Bikepacking 101 - Essential Gear
Bikepacking 101 – Essential Gear – Photo Courtesy: Cameron Kirby @ Unsplash

I don’t know if Baloo from Jungle Book does a lot of backpacking, but he sure has the right idea. When packing your bags, always look for the bare necessities. In essence, bikepacking gear is nothing more than standard backpacking gear with a few bike-specific items (repair kit, extra tubes, tire pump, etc.).

In no particular order, your gear should include:

1. A decent sleeping bag – although comfort is important, compactness and weight should be the deciding factors when choosing your setup. If you don’t want to break the bank, foam sleeping pads are light (albeit bulky…), affordable and help insulate you from the cold. If you want other backpackers’ envy tho, the air pads can cost a pretty penny but are both comfy and very easy to pack.

2. Food and kitchen utensils – unless you’re Bear Grylls, you’ll want to get a compact stove and pack some aluminum pots. Of course, the complexity of your setup will largely depend upon the length of your ride.

3. Water – Bikepacking is thirsty work, even more than regular hiking. You’ll want to drink at least 5L of water per day, yet really don’t want to be carrying anything more than 2 liters per person – it’s just too much dead weight.

The best way around this conundrum is to make sure your overnight camping locations are near some form of stream, river or lake. Then, get yourself a water purifier (I have a Katadyn Gravity Camp which can filter 2L/minute and weighs only 320g) and you are set for dinner, breakfast, and the entire next day’s ride.

4. Miscellaneous – being prepared is critical, so don’t leave the house without a basic bike repair kit and a wilderness first aid kit. A dedicated GPS unit is often a vital component of most bikepacking adventures. Always carry a spare battery for your phone, and if you’re planning on doing a cross-country trail, consider getting a GPS tracker that can alert your loved ones or professional services.
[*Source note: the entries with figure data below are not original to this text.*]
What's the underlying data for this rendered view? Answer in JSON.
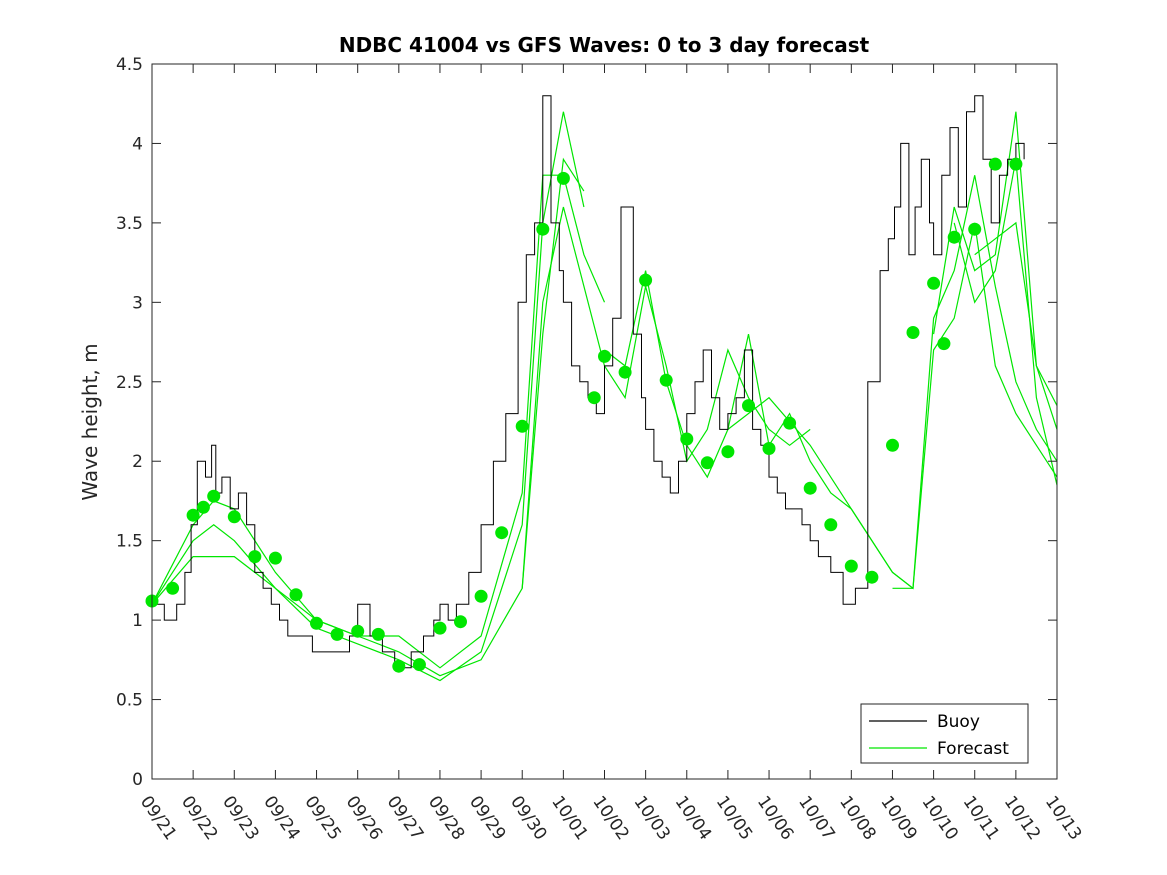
{
  "chart_data": {
    "type": "line",
    "title": "NDBC 41004 vs GFS Waves: 0 to 3 day forecast",
    "xlabel": "",
    "ylabel": "Wave height, m",
    "xlim": [
      0,
      22
    ],
    "ylim": [
      0,
      4.5
    ],
    "x_tick_labels": [
      "09/21",
      "09/22",
      "09/23",
      "09/24",
      "09/25",
      "09/26",
      "09/27",
      "09/28",
      "09/29",
      "09/30",
      "10/01",
      "10/02",
      "10/03",
      "10/04",
      "10/05",
      "10/06",
      "10/07",
      "10/08",
      "10/09",
      "10/10",
      "10/11",
      "10/12",
      "10/13"
    ],
    "y_ticks": [
      0,
      0.5,
      1,
      1.5,
      2,
      2.5,
      3,
      3.5,
      4,
      4.5
    ],
    "y_tick_labels": [
      "0",
      "0.5",
      "1",
      "1.5",
      "2",
      "2.5",
      "3",
      "3.5",
      "4",
      "4.5"
    ],
    "legend": {
      "position": "bottom-right",
      "entries": [
        {
          "label": "Buoy",
          "color": "#000000"
        },
        {
          "label": "Forecast",
          "color": "#00e600"
        }
      ]
    },
    "colors": {
      "buoy": "#000000",
      "forecast": "#00e600",
      "markers": "#00e600"
    },
    "buoy": {
      "x": [
        0,
        0.3,
        0.6,
        0.8,
        0.95,
        1.1,
        1.3,
        1.45,
        1.55,
        1.7,
        1.9,
        2.1,
        2.3,
        2.5,
        2.7,
        2.9,
        3.1,
        3.3,
        3.6,
        3.9,
        4.2,
        4.5,
        4.8,
        5.0,
        5.3,
        5.6,
        5.9,
        6.1,
        6.3,
        6.6,
        6.85,
        7.0,
        7.2,
        7.4,
        7.7,
        8.0,
        8.3,
        8.6,
        8.9,
        9.1,
        9.3,
        9.5,
        9.7,
        9.9,
        10.0,
        10.2,
        10.4,
        10.6,
        10.8,
        11.0,
        11.2,
        11.4,
        11.7,
        11.9,
        12.0,
        12.2,
        12.4,
        12.6,
        12.8,
        13.0,
        13.2,
        13.4,
        13.6,
        13.8,
        14.0,
        14.2,
        14.4,
        14.6,
        14.8,
        15.0,
        15.2,
        15.4,
        15.6,
        15.8,
        16.0,
        16.2,
        16.5,
        16.8,
        17.1,
        17.4,
        17.7,
        17.9,
        18.05,
        18.2,
        18.4,
        18.55,
        18.7,
        18.9,
        19.0,
        19.2,
        19.4,
        19.6,
        19.8,
        20.0,
        20.2,
        20.4,
        20.6,
        20.8,
        21.0,
        21.2
      ],
      "values": [
        1.1,
        1.0,
        1.1,
        1.3,
        1.6,
        2.0,
        1.9,
        2.1,
        1.8,
        1.9,
        1.7,
        1.8,
        1.6,
        1.3,
        1.2,
        1.1,
        1.0,
        0.9,
        0.9,
        0.8,
        0.8,
        0.8,
        0.9,
        1.1,
        0.9,
        0.8,
        0.7,
        0.7,
        0.8,
        0.9,
        1.0,
        1.1,
        1.0,
        1.1,
        1.3,
        1.6,
        2.0,
        2.3,
        3.0,
        3.3,
        3.5,
        4.3,
        3.5,
        3.2,
        3.0,
        2.6,
        2.5,
        2.4,
        2.3,
        2.6,
        2.9,
        3.6,
        2.8,
        2.4,
        2.2,
        2.0,
        1.9,
        1.8,
        2.0,
        2.3,
        2.5,
        2.7,
        2.4,
        2.2,
        2.3,
        2.4,
        2.7,
        2.2,
        2.1,
        1.9,
        1.8,
        1.7,
        1.7,
        1.6,
        1.5,
        1.4,
        1.3,
        1.1,
        1.2,
        2.5,
        3.2,
        3.4,
        3.6,
        4.0,
        3.3,
        3.6,
        3.9,
        3.5,
        3.3,
        3.8,
        4.1,
        3.6,
        4.2,
        4.3,
        3.9,
        3.5,
        3.8,
        3.9,
        4.0,
        3.9
      ]
    },
    "forecast_series": [
      {
        "name": "Forecast 1",
        "x": [
          0,
          1,
          1.5,
          2,
          3,
          4,
          5,
          6,
          7,
          8,
          9,
          9.5,
          10,
          10.5
        ],
        "values": [
          1.1,
          1.6,
          1.75,
          1.7,
          1.3,
          1.0,
          0.9,
          0.8,
          0.65,
          0.75,
          1.2,
          2.8,
          3.9,
          3.7
        ]
      },
      {
        "name": "Forecast 2",
        "x": [
          0,
          1,
          1.5,
          2,
          3,
          4,
          5,
          6,
          7,
          8,
          9,
          9.5,
          10,
          10.5
        ],
        "values": [
          1.1,
          1.5,
          1.6,
          1.5,
          1.2,
          0.95,
          0.85,
          0.75,
          0.62,
          0.8,
          1.6,
          3.5,
          4.2,
          3.6
        ]
      },
      {
        "name": "Forecast 3",
        "x": [
          0,
          1,
          2,
          3,
          4,
          5,
          6,
          7,
          8,
          9,
          9.5,
          10,
          10.5,
          11
        ],
        "values": [
          1.1,
          1.4,
          1.4,
          1.2,
          1.0,
          0.9,
          0.9,
          0.7,
          0.9,
          1.8,
          3.8,
          3.8,
          3.3,
          3.0
        ]
      },
      {
        "name": "Forecast 4",
        "x": [
          9,
          9.5,
          10,
          11,
          11.5,
          12,
          12.5,
          13,
          13.5,
          14,
          14.5,
          15,
          15.5,
          16
        ],
        "values": [
          1.2,
          3.0,
          3.6,
          2.6,
          2.4,
          3.1,
          2.6,
          2.0,
          2.2,
          2.7,
          2.4,
          2.2,
          2.1,
          2.2
        ]
      },
      {
        "name": "Forecast 5",
        "x": [
          11,
          11.5,
          12,
          12.5,
          13,
          13.5,
          14,
          14.5,
          15,
          15.5,
          16,
          16.5,
          17,
          17.5,
          18,
          18.5
        ],
        "values": [
          2.7,
          2.6,
          3.2,
          2.5,
          2.1,
          1.9,
          2.2,
          2.8,
          2.1,
          2.3,
          2.0,
          1.8,
          1.7,
          1.5,
          1.3,
          1.2
        ]
      },
      {
        "name": "Forecast 6",
        "x": [
          14,
          15,
          16,
          17,
          18,
          18.5,
          19,
          19.5,
          20,
          20.5,
          21,
          21.5,
          22
        ],
        "values": [
          2.2,
          2.4,
          2.1,
          1.7,
          1.3,
          1.2,
          2.9,
          3.2,
          3.8,
          3.1,
          2.5,
          2.2,
          2.0
        ]
      },
      {
        "name": "Forecast 7",
        "x": [
          18,
          18.5,
          19,
          19.5,
          20,
          20.5,
          21,
          21.5,
          22
        ],
        "values": [
          1.2,
          1.2,
          2.7,
          2.9,
          3.5,
          2.6,
          2.3,
          2.1,
          1.9
        ]
      },
      {
        "name": "Forecast 8",
        "x": [
          19,
          19.5,
          20,
          20.5,
          21,
          21.5,
          22
        ],
        "values": [
          2.8,
          3.6,
          3.2,
          3.3,
          4.2,
          2.6,
          2.2
        ]
      },
      {
        "name": "Forecast 9",
        "x": [
          19.5,
          20,
          20.5,
          21,
          21.5,
          22
        ],
        "values": [
          3.5,
          3.0,
          3.2,
          3.9,
          2.4,
          1.85
        ]
      },
      {
        "name": "Forecast 10",
        "x": [
          20,
          20.5,
          21,
          21.5,
          22
        ],
        "values": [
          3.3,
          3.4,
          3.5,
          2.6,
          2.35
        ]
      }
    ],
    "markers": {
      "x": [
        0,
        0.5,
        1,
        1.25,
        1.5,
        2,
        2.5,
        3,
        3.5,
        4,
        4.5,
        5,
        5.5,
        6,
        6.5,
        7,
        7.5,
        8,
        8.5,
        9,
        9.5,
        10,
        10.75,
        11,
        11.5,
        12,
        12.5,
        13,
        13.5,
        14,
        14.5,
        15,
        15.5,
        16,
        16.5,
        17,
        17.5,
        18,
        18.5,
        19,
        19.25,
        19.5,
        20,
        20.5,
        21
      ],
      "values": [
        1.12,
        1.2,
        1.66,
        1.71,
        1.78,
        1.65,
        1.4,
        1.39,
        1.16,
        0.98,
        0.91,
        0.93,
        0.91,
        0.71,
        0.72,
        0.95,
        0.99,
        1.15,
        1.55,
        2.22,
        3.46,
        3.78,
        2.4,
        2.66,
        2.56,
        3.14,
        2.51,
        2.14,
        1.99,
        2.06,
        2.35,
        2.08,
        2.24,
        1.83,
        1.6,
        1.34,
        1.27,
        2.1,
        2.81,
        3.12,
        2.74,
        3.41,
        3.46,
        3.87,
        3.87
      ]
    }
  }
}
Of course, many items are going to be trail-specific. You may want to bring an extra pair of shoes if you plan on having camp or rest days. A small, thin tarp to protect your bike goes a long way when riding in the rain. Likewise, investing in a strong bike light is a given if you’re saddling up at night. At the end of the day, research and common sense are bikepacker’s best friends.

Choosing Your Route

Unlike most backpacking routes that are pre-packed with plenty of info and relevant maps, choosing a good bikepacking route can be a bit more tedious. Bikepacking is a relatively new concept so many rides are still undocumented, although a dedicated community is working hard to change that. There are some excellent resources online, providing a detailed overview of the many established routes all throughout the world.

For planning a local bikepacking ride, there’s no better tool than Google Earth. Detailed satellite imagery allows you to closely examine the neighboring terrain, and determine just how suitable it is for biking. When drafting your own route, make sure to keep your fitness and skill level in mind, and include a healthy mix of both rideable and “adventurous” terrain.

So there you have it – saddle up, have fun and I’ll see you on the road!